“Experts” are now doubting the United States will ever be able to reach herd immunity in regards to the Chinese coronavirus, according to a report from the New York Times, which concluded the virus is “here to stay.”
The New York Times, in a Monday report, cited a “widespread consensus among scientists and public health experts” who believe the herd immunity threshold is “not attainable — at least not in the foreseeable future, and perhaps not ever.”
Rather, they say the virus will stick around, becoming something the U.S. manages, though it remains unclear what the immediate ramifications of that mindset are, whether it be extended universal masking or continued social distancing.
“The virus is unlikely to go away,” Rustom Antia, an evolutionary biologist at Emory University in Atlanta, told the Times. “But we want to do all we can to check that it’s likely to become a mild infection.”
The Times also spoke to Dr. Anthony Fauci, who last year gradually shifted the goalposts of reaching herd immunity, moving from 60-70 percent to over 80 percent.
“People were getting confused and thinking you’re never going to get the infections down until you reach this mystical level of herd immunity, whatever that number is,” he said.
“That’s why we stopped using herd immunity in the classic sense,” Fauci added. “I’m saying: Forget that for a second. You vaccinate enough people, the infections are going to go down.”

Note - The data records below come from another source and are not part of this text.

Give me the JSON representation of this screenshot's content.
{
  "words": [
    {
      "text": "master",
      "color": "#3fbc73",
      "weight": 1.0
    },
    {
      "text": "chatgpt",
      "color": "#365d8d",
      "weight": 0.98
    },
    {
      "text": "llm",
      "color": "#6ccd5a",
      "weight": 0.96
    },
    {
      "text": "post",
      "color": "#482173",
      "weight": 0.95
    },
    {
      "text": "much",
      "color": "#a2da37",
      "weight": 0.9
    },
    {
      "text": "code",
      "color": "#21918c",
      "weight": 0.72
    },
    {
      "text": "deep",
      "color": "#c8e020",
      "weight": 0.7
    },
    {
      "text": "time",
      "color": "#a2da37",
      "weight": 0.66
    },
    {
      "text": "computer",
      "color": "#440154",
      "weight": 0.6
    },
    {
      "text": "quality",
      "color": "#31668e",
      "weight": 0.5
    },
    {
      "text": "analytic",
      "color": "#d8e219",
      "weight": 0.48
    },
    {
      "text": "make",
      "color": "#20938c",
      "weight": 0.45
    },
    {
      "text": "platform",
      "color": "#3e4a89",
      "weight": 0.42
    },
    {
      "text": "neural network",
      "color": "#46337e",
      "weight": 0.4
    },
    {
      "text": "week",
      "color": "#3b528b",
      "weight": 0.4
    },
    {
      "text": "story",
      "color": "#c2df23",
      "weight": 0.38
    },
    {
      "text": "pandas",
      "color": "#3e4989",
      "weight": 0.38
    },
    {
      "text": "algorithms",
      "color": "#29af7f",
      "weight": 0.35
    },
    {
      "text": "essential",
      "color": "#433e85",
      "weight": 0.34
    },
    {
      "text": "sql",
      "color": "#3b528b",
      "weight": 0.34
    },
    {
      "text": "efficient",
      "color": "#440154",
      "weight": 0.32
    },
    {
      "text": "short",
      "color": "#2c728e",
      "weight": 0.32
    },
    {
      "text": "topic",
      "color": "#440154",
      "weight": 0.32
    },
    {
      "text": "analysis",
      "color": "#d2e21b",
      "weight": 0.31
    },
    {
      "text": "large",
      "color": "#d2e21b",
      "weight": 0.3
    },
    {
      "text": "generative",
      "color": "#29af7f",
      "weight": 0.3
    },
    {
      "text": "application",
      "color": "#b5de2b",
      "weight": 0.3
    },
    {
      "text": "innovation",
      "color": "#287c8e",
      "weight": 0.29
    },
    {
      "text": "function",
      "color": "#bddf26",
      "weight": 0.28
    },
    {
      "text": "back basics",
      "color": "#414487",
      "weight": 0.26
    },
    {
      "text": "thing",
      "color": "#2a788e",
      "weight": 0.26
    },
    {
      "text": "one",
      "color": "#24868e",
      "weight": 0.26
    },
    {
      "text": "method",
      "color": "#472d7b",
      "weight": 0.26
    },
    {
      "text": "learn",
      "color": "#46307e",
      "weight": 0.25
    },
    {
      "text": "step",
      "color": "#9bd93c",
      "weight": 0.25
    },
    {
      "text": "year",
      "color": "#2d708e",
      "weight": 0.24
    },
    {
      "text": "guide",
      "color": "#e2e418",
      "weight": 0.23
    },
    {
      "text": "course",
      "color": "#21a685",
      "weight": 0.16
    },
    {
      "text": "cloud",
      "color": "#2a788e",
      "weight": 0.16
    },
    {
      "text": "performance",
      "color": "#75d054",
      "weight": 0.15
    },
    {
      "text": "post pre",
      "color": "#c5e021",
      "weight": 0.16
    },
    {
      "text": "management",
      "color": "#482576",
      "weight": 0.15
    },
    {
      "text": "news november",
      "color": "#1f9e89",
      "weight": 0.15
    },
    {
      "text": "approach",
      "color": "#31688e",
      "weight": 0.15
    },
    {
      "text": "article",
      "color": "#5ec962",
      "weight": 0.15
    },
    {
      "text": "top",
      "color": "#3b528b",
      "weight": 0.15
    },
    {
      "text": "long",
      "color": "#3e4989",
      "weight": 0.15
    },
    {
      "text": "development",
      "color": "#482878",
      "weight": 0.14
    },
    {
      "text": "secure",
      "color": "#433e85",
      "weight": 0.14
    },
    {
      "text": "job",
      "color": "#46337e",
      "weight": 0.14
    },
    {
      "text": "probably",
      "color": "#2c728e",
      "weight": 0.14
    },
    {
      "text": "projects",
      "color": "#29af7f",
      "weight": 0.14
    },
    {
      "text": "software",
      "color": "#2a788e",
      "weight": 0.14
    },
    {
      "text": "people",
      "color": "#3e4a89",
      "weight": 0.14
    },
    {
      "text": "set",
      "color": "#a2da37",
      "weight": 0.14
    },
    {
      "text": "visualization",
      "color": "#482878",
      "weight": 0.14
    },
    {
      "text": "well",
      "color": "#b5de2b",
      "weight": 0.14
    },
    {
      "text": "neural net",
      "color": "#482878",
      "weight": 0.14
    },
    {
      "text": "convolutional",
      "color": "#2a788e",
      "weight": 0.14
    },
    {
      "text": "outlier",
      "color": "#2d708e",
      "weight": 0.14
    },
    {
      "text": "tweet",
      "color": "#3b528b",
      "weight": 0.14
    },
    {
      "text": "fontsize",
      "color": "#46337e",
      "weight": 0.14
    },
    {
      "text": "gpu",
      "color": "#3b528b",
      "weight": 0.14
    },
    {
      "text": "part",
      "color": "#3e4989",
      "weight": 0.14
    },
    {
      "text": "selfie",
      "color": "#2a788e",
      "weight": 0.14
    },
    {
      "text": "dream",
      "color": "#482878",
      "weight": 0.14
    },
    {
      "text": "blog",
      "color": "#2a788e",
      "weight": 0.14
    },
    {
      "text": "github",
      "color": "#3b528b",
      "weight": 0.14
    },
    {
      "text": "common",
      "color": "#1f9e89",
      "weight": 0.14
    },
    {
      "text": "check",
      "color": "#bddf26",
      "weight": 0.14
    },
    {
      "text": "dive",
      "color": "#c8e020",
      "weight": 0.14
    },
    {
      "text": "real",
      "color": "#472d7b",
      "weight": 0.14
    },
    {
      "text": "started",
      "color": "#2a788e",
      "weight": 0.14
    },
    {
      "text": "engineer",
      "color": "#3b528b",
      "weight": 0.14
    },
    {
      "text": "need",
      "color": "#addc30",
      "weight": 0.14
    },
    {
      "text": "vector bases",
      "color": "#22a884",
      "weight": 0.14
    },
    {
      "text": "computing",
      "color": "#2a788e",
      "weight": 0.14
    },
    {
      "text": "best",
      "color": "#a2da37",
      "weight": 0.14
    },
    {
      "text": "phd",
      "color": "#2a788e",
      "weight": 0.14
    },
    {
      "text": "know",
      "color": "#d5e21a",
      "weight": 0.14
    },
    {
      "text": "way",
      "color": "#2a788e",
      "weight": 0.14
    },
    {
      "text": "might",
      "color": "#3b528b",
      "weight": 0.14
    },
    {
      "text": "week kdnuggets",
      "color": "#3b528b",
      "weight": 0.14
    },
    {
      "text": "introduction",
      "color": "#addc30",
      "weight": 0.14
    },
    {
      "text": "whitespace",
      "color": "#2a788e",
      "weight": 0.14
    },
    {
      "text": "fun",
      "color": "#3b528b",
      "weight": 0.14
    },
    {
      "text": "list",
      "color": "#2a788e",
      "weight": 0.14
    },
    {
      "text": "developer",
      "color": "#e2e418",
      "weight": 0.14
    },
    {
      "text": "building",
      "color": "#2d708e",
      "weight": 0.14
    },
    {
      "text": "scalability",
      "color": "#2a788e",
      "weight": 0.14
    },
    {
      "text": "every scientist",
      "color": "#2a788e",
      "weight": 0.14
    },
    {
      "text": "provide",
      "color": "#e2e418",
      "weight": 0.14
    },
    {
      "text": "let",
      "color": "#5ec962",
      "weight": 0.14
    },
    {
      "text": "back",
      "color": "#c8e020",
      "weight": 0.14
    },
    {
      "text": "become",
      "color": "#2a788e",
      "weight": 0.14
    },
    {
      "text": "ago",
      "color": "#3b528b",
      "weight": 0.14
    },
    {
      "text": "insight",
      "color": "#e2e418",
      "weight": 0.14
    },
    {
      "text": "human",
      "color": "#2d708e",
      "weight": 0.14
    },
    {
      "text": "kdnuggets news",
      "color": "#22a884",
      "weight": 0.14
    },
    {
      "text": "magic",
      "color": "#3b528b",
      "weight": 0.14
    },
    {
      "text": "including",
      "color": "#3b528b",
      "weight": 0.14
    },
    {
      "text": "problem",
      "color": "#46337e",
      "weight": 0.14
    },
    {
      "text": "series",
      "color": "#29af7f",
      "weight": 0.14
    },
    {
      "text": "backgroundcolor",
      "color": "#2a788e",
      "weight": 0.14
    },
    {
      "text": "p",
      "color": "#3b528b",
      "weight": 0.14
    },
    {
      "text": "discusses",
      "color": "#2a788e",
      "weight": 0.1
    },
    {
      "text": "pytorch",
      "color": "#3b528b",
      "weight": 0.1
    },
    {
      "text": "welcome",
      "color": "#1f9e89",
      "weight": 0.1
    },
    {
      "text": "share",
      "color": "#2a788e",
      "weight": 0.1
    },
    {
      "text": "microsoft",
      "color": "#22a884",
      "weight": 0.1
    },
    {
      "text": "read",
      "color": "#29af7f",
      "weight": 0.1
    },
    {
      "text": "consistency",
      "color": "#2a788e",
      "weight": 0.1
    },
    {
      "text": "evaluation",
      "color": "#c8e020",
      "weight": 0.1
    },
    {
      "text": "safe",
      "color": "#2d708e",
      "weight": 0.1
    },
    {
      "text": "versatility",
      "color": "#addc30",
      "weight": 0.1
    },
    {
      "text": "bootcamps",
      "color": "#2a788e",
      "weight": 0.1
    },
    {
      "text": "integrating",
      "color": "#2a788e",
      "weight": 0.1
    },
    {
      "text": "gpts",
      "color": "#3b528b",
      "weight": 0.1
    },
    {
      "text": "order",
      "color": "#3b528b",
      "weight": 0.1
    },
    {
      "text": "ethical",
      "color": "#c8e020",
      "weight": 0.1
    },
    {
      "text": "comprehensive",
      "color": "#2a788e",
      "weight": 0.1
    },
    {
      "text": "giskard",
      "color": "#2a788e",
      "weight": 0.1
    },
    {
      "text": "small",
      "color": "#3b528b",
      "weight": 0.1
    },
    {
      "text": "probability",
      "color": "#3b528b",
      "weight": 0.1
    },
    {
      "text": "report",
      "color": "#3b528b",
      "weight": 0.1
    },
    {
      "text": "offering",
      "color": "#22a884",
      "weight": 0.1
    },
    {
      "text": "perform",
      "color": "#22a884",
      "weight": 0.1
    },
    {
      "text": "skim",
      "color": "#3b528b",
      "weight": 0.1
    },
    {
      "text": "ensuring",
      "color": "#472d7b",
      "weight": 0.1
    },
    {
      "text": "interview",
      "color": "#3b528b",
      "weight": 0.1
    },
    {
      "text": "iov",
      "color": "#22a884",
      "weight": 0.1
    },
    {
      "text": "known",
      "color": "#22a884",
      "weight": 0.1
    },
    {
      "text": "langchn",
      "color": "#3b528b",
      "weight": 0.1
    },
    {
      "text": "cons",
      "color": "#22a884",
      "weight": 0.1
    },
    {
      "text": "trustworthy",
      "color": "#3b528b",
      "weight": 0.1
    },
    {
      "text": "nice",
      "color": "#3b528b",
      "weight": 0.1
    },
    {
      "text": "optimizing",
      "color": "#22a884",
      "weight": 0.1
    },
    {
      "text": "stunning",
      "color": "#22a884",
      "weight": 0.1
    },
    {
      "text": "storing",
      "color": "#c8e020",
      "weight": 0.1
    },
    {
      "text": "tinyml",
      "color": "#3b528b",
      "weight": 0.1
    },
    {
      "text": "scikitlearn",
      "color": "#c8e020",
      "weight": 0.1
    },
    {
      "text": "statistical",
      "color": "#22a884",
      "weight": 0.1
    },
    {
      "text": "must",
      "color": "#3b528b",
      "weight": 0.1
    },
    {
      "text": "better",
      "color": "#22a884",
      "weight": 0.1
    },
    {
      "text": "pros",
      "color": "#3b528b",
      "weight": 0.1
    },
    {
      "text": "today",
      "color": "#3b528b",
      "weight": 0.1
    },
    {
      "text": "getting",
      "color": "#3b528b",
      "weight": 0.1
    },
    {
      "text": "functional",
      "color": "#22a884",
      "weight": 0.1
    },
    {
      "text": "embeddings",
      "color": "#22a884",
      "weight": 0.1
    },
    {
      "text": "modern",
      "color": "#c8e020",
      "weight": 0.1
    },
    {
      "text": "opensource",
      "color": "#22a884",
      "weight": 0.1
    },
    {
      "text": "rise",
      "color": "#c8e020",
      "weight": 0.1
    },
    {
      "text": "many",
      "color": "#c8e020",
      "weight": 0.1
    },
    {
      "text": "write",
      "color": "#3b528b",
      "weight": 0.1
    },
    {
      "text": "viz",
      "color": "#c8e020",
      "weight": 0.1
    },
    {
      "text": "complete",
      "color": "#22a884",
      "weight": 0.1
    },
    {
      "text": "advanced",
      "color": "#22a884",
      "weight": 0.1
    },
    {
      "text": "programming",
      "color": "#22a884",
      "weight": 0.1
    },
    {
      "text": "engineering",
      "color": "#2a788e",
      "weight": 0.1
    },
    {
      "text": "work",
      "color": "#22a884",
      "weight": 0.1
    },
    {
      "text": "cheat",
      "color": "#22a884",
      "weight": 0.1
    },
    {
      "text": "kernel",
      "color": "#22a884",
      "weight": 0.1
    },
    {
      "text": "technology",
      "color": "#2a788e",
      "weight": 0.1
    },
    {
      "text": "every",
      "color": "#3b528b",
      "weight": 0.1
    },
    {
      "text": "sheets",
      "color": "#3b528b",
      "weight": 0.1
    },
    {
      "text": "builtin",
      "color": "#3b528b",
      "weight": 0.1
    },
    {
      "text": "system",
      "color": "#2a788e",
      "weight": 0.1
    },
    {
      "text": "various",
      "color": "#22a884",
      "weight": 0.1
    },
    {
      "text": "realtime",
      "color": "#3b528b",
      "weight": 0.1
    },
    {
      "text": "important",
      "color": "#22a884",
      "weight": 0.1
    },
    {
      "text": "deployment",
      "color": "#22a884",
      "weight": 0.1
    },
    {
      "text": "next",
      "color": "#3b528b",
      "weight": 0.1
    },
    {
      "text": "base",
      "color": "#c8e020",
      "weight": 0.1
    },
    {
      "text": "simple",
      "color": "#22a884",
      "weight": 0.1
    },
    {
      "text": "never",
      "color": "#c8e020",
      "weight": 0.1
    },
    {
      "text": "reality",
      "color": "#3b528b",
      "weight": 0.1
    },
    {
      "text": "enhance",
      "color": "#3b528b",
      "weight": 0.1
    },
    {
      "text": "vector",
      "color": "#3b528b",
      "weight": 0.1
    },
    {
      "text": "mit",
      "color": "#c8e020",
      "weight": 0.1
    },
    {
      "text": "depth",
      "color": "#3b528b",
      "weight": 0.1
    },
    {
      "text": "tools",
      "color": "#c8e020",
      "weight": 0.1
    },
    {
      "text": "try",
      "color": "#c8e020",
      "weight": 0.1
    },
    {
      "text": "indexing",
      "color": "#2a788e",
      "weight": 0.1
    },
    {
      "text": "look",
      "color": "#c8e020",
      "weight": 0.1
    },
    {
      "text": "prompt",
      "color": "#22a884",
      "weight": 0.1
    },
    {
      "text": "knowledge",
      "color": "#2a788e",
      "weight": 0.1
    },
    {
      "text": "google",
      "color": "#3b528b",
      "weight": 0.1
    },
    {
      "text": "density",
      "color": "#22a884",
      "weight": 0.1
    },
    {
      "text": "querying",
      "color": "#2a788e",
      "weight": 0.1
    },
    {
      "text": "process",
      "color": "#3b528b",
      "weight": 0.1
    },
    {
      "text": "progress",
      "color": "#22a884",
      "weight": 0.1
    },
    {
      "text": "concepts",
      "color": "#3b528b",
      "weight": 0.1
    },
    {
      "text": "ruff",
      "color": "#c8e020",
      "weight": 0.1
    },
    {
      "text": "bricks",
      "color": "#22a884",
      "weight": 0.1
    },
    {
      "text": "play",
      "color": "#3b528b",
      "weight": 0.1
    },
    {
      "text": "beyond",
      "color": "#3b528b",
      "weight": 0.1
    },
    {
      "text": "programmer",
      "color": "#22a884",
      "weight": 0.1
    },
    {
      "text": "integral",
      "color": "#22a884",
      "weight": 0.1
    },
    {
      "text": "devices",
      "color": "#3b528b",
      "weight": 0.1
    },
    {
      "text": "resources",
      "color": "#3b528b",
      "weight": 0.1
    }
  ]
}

“If the herd immunity threshold is not attainable, what matters most is the rate of hospitalizations and deaths after pandemic restrictions are relaxed, experts believe,” the outlet reported, pitching vaccines as the best way to move forward.
According to the Centers for Disease Control and Prevention (CDC) May 2 data, over 104 million Americans have been fully vaccinated, comprising 31.6 percent of the U.S. population.
However, despite the progress on the vaccine front, blue-state officials are reluctant to lift key restrictions, such as statewide mask mandates, despite the fact that red states, Texas and Florida for example, for weeks have reported fewer new cases of the virus per capita than pro-mask states such as Michigan, Pennsylvania, and New York.